Psychische Erkrankungen in Spielen: Eine Schweizer Perspektive

Die Game-Branche boomt, und Unternehmen haben allein im letzten Jahr weltweit rund 180 Milliarden Dollar mit Computerspielen umgesetzt. Viele Schweizer Game-Entwicklerinnen und -entwickler sind auf Veranstaltungen wie der Zurich Pop Con & Game Show vertreten, wo die Nominierten des Swiss Game Award bekannt gegeben werden.

Sebastian Riedi begeistert sich für Film, Geschichten und Games. Mit seinem Spiel «Sanatorium - A Mental Asylum Simulator» lässt er den Alltag in einer psychiatrischen Anstalt der 1920er-Jahre nachspielen. Riedi sagt, er habe keine Zielgruppe vor Augen gehabt und betont, dass man als kleiner Fisch mit Indie-Impetus anderes «an den Tisch zu bringen» gefordert sei: Enthusiasmus, Experimentierfreude und den Ehrgeiz, die Grenzen dessen zu verschieben, das gemeinhin als «normal» gilt.

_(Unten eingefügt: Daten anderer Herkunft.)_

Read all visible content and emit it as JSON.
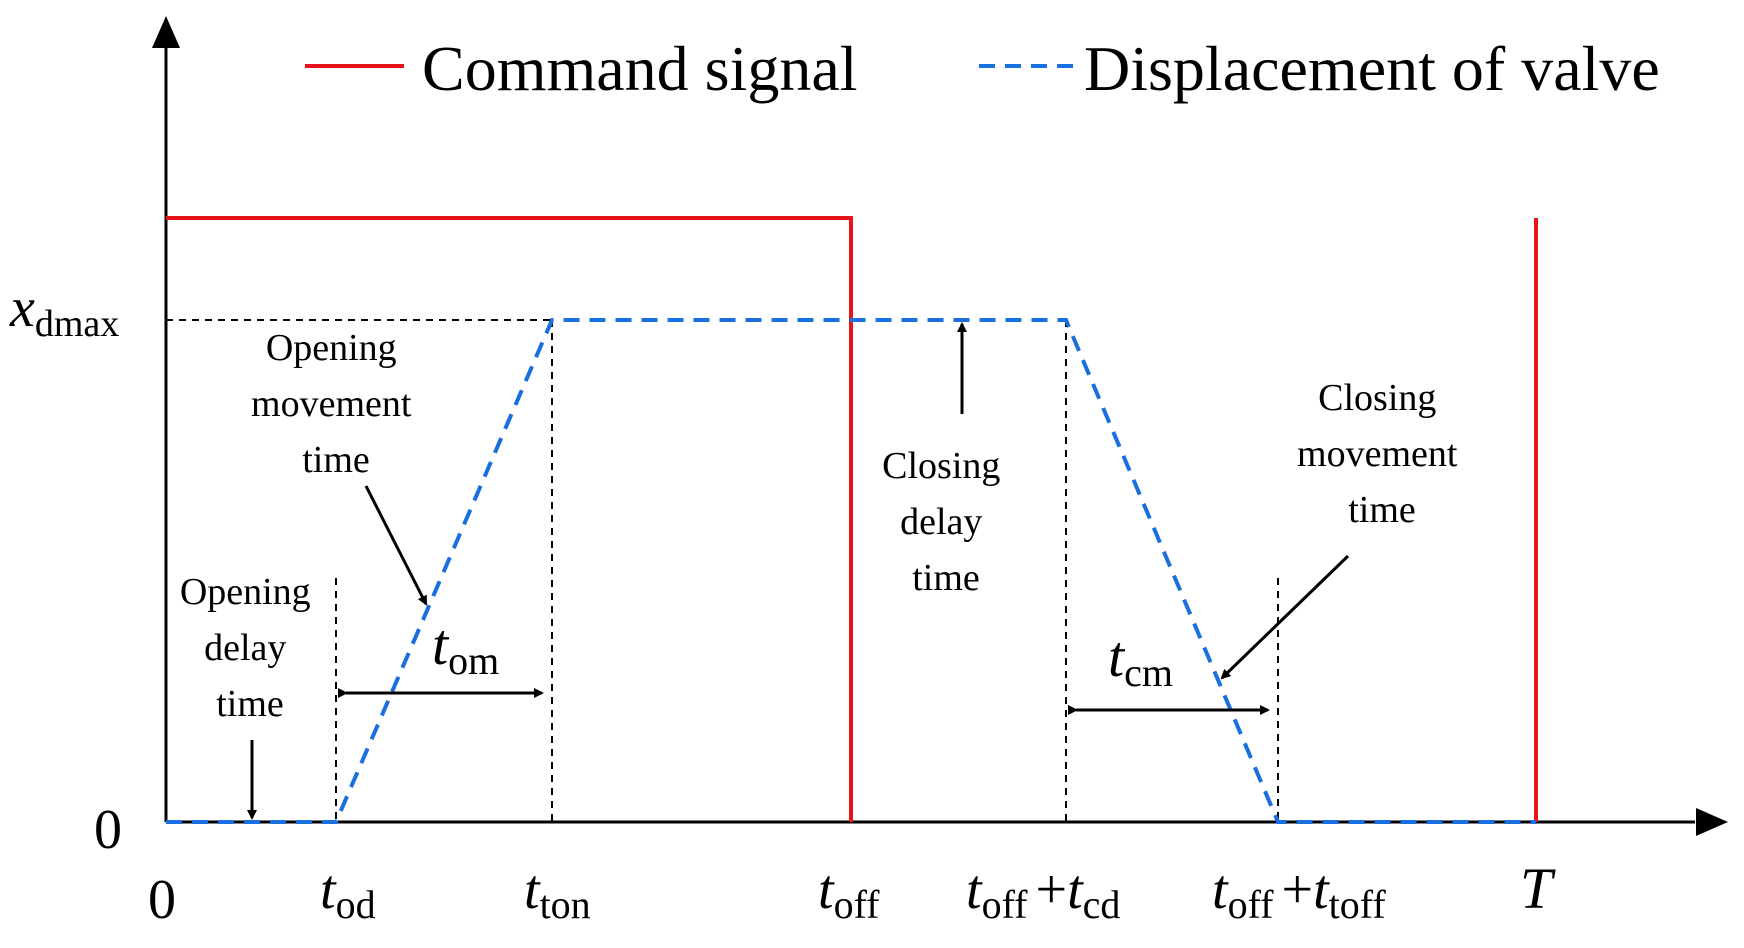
{
  "legend": {
    "command": "Command signal",
    "displacement": "Displacement of valve"
  },
  "colors": {
    "command": "#e8141b",
    "displacement": "#1a6fe0",
    "axis": "#000000"
  },
  "y_labels": {
    "zero": "0",
    "xmax_main": "x",
    "xmax_sub": "dmax"
  },
  "x_labels": {
    "origin": "0",
    "t_od": {
      "t": "t",
      "sub": "od"
    },
    "t_on": {
      "t": "t",
      "sub": "ton"
    },
    "t_off": {
      "t": "t",
      "sub": "off"
    },
    "t_off_cd": {
      "t": "t",
      "sub": "off",
      "plus": "+",
      "t2": "t",
      "sub2": "cd"
    },
    "t_off_toff": {
      "t": "t",
      "sub": "off",
      "plus": "+",
      "t2": "t",
      "sub2": "toff"
    },
    "T": "T"
  },
  "annotations": {
    "opening_movement": [
      "Opening",
      "movement",
      "time"
    ],
    "opening_delay": [
      "Opening",
      "delay",
      "time"
    ],
    "closing_delay": [
      "Closing",
      "delay",
      "time"
    ],
    "closing_movement": [
      "Closing",
      "movement",
      "time"
    ],
    "t_om": {
      "t": "t",
      "sub": "om"
    },
    "t_cm": {
      "t": "t",
      "sub": "cm"
    }
  }
}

«Sanatorium» brachte dem Zweimannbetrieb eine Einladung an die wichtige Gamescom nach Köln ein und steckt im Stadium des «Vertical Slice». Das bedeutet, dass der Look finalisiert, das Regelwerk formuliert und ein Publisher an Fertigstellung, Vertrieb und Verkauf interessiert ist.

Man müsse nicht verrückt sein, um im Game-Geschäft Fuss fassen zu wollen, sagt Riedi. Es brauche Beharrlichkeit und das Bewusstsein, es zum Beispiel nicht mit dem Hyper-Realismus jener Games aufnehmen zu wollen, hinter denen eine finanzielle Power und Potenz stecke, von der sie bei Zeitglas nicht einmal träumen wollen.

Spielen, sagt Sebastian Riedi, solle etwas für die Augen sein, für die Hände und für den Kopf. Spätestens, wenn es jemandem tatsächlich an den Kragen geht, hört für ihn der Spass auf.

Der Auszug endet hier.